De prof à infirmière, de la région parisienne à la Nouvelle-Aquitaine : Alexia, quadragénaire, se sentait à l’étroit dans son deux-pièces en Seine-Saint-Denis et dans les classes surpeuplées de son collège. Enseignante pendant dix ans, elle cherchait un job «plus proche des gens». Bilan de compétences en poche, elle se relance dans trois ans d’études pour devenir infirmière. «Les deux métiers sont utiles à la société, mais contribuer à la santé des patients a un retour plus immédiat.
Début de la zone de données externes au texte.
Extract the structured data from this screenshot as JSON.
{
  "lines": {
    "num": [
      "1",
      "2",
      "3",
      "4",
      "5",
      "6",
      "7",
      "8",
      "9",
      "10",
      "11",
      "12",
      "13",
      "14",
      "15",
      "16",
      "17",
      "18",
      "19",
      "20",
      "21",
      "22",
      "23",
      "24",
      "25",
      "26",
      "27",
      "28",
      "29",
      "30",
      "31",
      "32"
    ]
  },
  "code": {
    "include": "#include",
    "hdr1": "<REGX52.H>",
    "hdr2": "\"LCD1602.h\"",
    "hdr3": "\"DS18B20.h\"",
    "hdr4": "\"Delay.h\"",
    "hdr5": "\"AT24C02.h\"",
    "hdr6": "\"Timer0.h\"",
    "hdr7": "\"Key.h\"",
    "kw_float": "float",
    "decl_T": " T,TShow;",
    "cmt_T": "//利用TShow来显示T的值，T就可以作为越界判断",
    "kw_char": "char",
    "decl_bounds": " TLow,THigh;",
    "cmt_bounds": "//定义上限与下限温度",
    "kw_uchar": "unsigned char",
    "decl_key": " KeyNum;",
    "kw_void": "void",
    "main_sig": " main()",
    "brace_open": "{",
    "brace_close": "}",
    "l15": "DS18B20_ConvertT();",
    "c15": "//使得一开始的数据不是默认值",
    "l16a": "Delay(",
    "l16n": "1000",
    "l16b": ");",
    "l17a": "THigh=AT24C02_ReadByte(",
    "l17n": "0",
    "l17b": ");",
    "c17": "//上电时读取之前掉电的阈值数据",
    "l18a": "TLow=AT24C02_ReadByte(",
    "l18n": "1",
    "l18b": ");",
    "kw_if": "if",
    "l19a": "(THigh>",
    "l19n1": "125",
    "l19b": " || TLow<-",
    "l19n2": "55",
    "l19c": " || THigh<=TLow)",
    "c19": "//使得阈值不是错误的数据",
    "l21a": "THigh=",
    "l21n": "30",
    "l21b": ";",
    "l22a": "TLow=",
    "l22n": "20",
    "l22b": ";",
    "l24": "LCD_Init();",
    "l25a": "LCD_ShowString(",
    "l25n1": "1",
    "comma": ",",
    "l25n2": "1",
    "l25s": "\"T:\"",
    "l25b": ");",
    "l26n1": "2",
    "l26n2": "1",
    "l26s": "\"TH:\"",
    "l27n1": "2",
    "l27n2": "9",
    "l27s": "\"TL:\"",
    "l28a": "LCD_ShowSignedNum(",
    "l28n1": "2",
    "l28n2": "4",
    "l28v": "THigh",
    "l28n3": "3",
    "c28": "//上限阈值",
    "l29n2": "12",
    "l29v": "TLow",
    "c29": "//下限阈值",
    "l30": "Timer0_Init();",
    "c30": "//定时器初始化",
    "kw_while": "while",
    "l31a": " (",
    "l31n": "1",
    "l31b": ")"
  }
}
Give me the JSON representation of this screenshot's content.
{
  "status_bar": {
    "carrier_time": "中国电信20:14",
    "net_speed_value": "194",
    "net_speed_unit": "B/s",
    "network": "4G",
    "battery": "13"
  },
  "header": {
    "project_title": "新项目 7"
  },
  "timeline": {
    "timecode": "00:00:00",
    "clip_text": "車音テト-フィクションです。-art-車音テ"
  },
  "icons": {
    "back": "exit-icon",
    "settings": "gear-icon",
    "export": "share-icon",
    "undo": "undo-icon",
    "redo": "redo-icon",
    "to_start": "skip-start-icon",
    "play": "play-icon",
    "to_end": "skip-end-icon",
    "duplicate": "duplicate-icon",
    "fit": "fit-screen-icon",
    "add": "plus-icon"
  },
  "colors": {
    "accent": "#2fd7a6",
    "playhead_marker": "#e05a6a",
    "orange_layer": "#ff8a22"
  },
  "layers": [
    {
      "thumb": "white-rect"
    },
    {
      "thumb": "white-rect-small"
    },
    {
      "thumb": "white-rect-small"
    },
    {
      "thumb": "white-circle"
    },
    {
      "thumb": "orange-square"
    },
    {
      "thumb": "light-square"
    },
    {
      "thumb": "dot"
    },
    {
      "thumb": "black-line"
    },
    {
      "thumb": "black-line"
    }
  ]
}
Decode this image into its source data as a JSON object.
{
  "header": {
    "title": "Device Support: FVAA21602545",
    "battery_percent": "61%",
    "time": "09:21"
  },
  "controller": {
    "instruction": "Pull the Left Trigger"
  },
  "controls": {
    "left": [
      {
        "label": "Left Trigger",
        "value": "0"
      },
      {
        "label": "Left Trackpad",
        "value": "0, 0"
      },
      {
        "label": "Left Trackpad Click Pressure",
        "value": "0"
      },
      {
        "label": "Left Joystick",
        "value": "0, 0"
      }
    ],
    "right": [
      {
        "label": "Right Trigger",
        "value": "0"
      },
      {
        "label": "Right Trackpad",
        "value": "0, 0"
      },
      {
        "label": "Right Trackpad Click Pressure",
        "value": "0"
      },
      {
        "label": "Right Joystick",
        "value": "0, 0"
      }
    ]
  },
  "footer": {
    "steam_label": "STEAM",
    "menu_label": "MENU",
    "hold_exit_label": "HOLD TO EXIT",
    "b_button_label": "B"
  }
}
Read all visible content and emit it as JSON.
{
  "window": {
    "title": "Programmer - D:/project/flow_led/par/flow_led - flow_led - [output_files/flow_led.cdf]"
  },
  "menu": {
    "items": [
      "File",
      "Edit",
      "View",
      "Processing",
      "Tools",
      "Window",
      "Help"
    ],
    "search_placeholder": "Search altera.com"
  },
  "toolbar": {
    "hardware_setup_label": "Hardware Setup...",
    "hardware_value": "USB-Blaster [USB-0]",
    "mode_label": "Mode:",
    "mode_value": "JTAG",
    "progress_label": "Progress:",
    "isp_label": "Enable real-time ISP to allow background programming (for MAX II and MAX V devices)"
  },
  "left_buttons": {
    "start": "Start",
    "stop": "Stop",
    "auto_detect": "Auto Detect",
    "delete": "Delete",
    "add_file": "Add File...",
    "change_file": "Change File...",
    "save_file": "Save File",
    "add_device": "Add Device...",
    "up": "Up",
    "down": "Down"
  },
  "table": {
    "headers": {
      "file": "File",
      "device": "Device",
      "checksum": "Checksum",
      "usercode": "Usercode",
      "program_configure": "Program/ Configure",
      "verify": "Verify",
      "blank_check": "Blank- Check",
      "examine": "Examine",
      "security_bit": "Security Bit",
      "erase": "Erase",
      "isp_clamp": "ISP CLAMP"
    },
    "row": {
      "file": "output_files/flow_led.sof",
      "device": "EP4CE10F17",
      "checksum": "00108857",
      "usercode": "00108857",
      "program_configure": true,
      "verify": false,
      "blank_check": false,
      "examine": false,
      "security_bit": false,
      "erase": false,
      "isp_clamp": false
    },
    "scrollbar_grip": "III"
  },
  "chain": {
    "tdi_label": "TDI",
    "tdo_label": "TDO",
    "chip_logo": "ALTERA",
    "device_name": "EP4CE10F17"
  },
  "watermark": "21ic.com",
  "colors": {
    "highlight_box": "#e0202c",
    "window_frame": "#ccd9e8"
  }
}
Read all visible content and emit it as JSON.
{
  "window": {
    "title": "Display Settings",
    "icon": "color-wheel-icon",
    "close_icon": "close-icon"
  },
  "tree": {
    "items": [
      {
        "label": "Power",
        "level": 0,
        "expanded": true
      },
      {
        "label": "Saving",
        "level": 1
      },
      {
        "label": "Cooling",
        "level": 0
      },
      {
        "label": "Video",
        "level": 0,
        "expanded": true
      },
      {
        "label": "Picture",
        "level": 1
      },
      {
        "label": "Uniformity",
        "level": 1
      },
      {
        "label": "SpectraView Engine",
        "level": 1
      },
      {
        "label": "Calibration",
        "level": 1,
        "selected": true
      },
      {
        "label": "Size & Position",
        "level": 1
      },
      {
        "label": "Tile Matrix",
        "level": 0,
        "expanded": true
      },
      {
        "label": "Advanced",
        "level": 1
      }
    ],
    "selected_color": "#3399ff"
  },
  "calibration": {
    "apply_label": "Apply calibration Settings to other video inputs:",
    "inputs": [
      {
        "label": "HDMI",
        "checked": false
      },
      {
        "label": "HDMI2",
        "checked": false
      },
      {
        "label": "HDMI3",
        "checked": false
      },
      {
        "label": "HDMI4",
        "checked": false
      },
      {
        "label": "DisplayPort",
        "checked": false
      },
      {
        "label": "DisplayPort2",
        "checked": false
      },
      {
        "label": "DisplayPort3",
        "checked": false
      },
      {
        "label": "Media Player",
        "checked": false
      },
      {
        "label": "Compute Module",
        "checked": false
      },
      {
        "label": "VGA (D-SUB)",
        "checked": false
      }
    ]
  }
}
Ça renforce la satisfaction du travail bien fait à la fin de la journée. Changer le monde, pour moi, c’est contribuer à améliorer concrètement la vie des gens», explique-t-elle dans son jardin, non loin de Poitiers, «un endroit idéal pour élever nos deux enfants».

Comme Alexia, ils sont des milliers de salariés à ne plus se sentir à l’aise dans leur job, à se projeter sur le grand tableau blanc des possibles et à s’imaginer là-bas, ailleurs, en mieux. Mais les motivations de ces nouveaux reconvertis ont changé. Il n’y a pas si longtemps, les «premiers de la classe», rencontrés par Jean-Laurent Cassely, diplômés d’HEC ou de Polytechnique, devenaient boulangers ou charpentiers pour mettre la main à la pâte et voir concrètement le résultat de leur travail. Avec le Covid, l’envie de fuir à la campagne, loin des contagions, a mis sur les routes une population de bobos adeptes de télétravail au vert. Mais la pandémie a aussi été un accélérateur de remise en question personnelle et professionnelle, notamment avec ses confinements, propices aux grandes introspections. Trois ans après, le moteur du changement n’est plus tout à fait le même : c’est désormais le désir de changer le monde qui détermine les nouveaux candidats à la reconversion professionnelle.